Mississippians paying among the least at the pump

By Aaron Rice
December 17, 2019

As many prepare to hit the roads to travel for the Christmas holidays, Mississippians will be paying less than most at the pump.

According to the daily updated data from AAA, Mississippians are paying $2.21 per gallon. Missouri is slightly less at $2.206 per gallon. Mississippi’s four neighbors range from $2.23 in Louisiana to $2.30 in Tennessee. 

Residents of Simpson county are paying the least for gasoline at $2.08 per gallon. Residents of Alcorn, Desoto, Hancock, Harrison Jones, Marion, Prentiss, Stone, Tate, Warren, and Yazoo are all paying $2.15 or less per gallon. 

In the metro area, gas is $2.18 per gallon in Rankin county, $2.20 in Madison county, and $2.22 in Hinds county. 

Californians are paying the most among the continental U.S., at $3.62 per gallon. Two counties in the state are posting averages of over $4.00 per gallon. 

A significant amount of attention was dedicated to Mississippi’s gas tax during the 2019 elections, with an emphasis on raising it from candidates in both parties. 

In the Republican gubernatorial primary, former Supreme Court Justice Bill Waller supported a gas tax increase as did Democrat Attorney General Jim Hood. Gov.-elect Tate Reeves, who defeated Waller in the primary and Hood in the general election, opposed a gas tax increase on his way to victory.  

Still, there are others in powerful positions who have voiced support for at least some type of gas tax increase. And the numerous transportation related associations are not likely to give up their continual efforts to raise taxes.

But does a high gas tax correspond with a highly rated highyway system?

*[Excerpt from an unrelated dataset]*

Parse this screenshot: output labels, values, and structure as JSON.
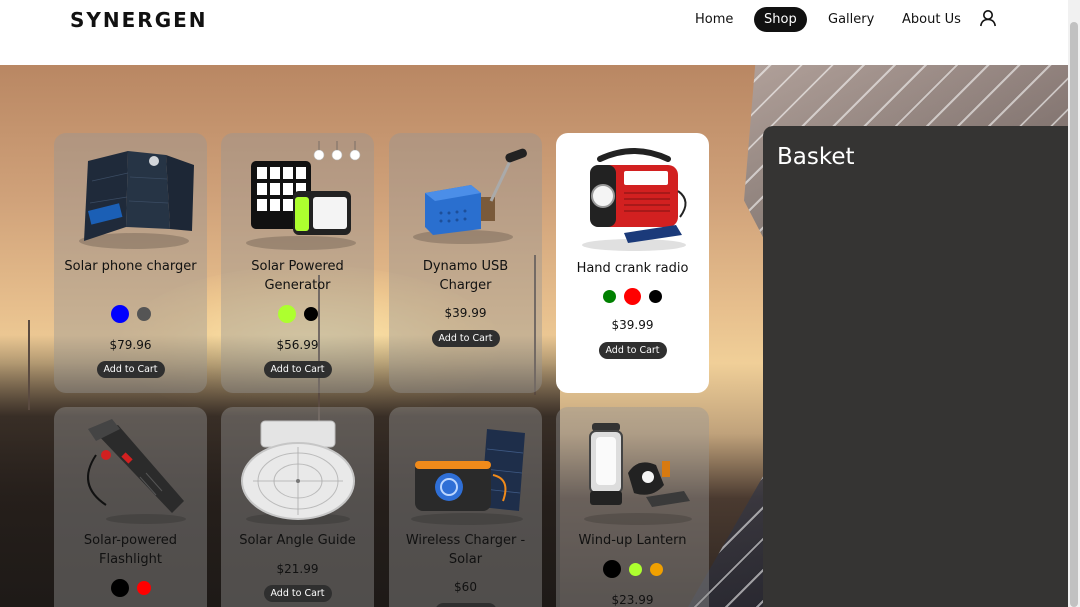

Not necessarily, according to an analysis that compared gasoline taxes by state and rankings from the Reason Foundation’s recently released annual Highway Report.

None of the top 10 states scored for highway efficiency and cost effectiveness were among the top 10 in the amount of gasoline tax levied on consumers. The top 10 states averaged 25.25 cents in taxes per gallon, just slightly above 24.85 cent per gallon nationwide average from the American Petroleum Institute.

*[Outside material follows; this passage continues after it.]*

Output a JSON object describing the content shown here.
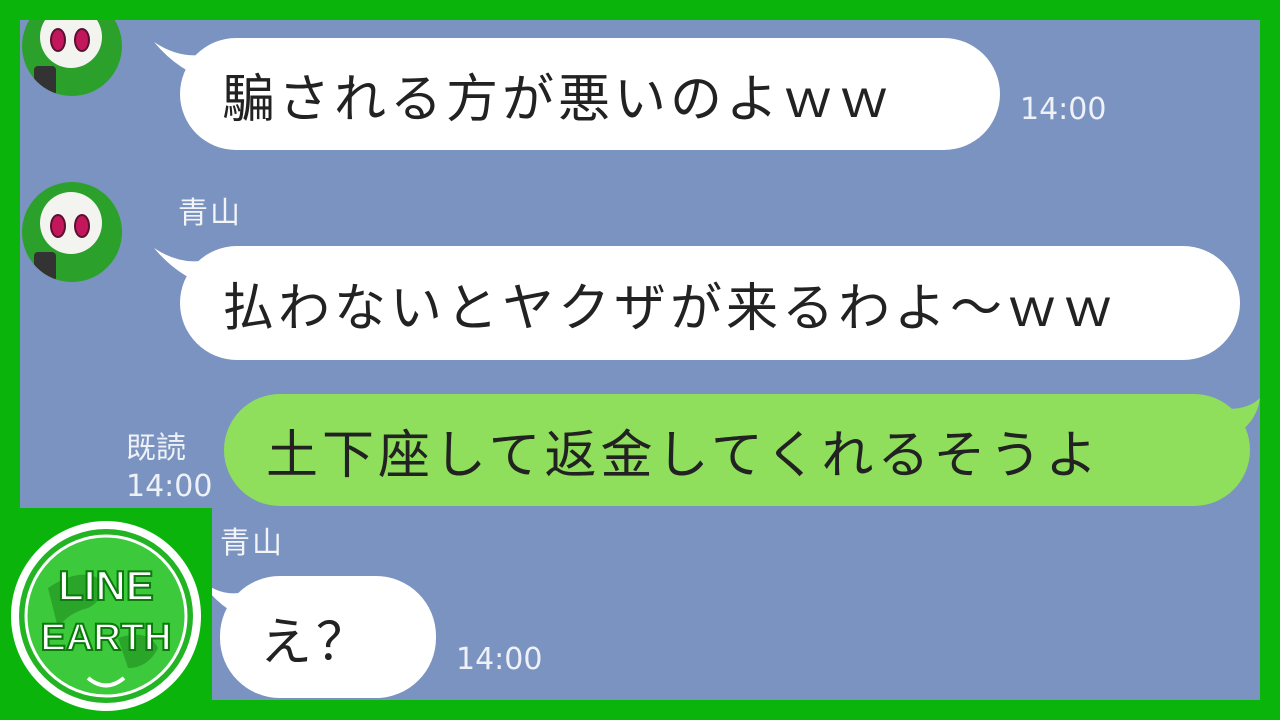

Mississippi has the third lowest gasoline tax nationally (18.79 cents per gallon) and yet its highway efficiency and cost effectiveness was ranked 25th by Reason. 

Out of the five states with the lowest gasoline taxes, only Alaska (49th overall) and Oklahoma (41st overall) were near the bottom.

Conversely, none of the states with the highest gasoline tax scored higher than Mississippi in the overall score, the best being Illinois at 28th. The Land of Lincoln hits motorists with a 54.98 cent tax on every gallon of gasoline.

California has the nation’s highest gasoline tax at 61.20 cents per gallon, yet it only ranked 43rd overall in the Reason Foundation report. Pennsylvania (35th in the report) has the next highest gasoline tax nationally at 58.7 cents per gallon. 

Missouri was ranked third overall and its gasoline tax (17.42 cents per gallon) is the lowest in the country, yet its rural interstate pavement condition was 17th best and it also scored highly for capital and bridge disbursements per mile (second) despite having the seventh-largest state-controlled highway system nationally.

Mississippi was ranked 25th by the Reason Foundation overall, with its score bolstered by high marks for high maintenance disbursements per mile and low urban congestion. 

While the Mississippi legislature has opted against raising the gas tax, the Mississippi Infrastructure Modernization Act of 2018 will send 35 percent of use tax revenues by next year to cities and counties to assist with infrastructure.

The bill will additionally authorize $300 million in borrowing, with $250 million for the Mississippi Department of Transportation and $50 million for local infrastructure not administered by MDOT.

The other part of the package was the creation of a lottery, which started selling tickets just a couple weeks ago. The first $80 million in tax revenue annually will go to the state highway fund until 2028 and the rest will be put into the Education Enhancement Fund. Just the highway fund portion alone could add up to $720 million. 

State gasoline taxes are levied in addition to the federal tax of 18.4 cents, which hasn’t been increased since 1993.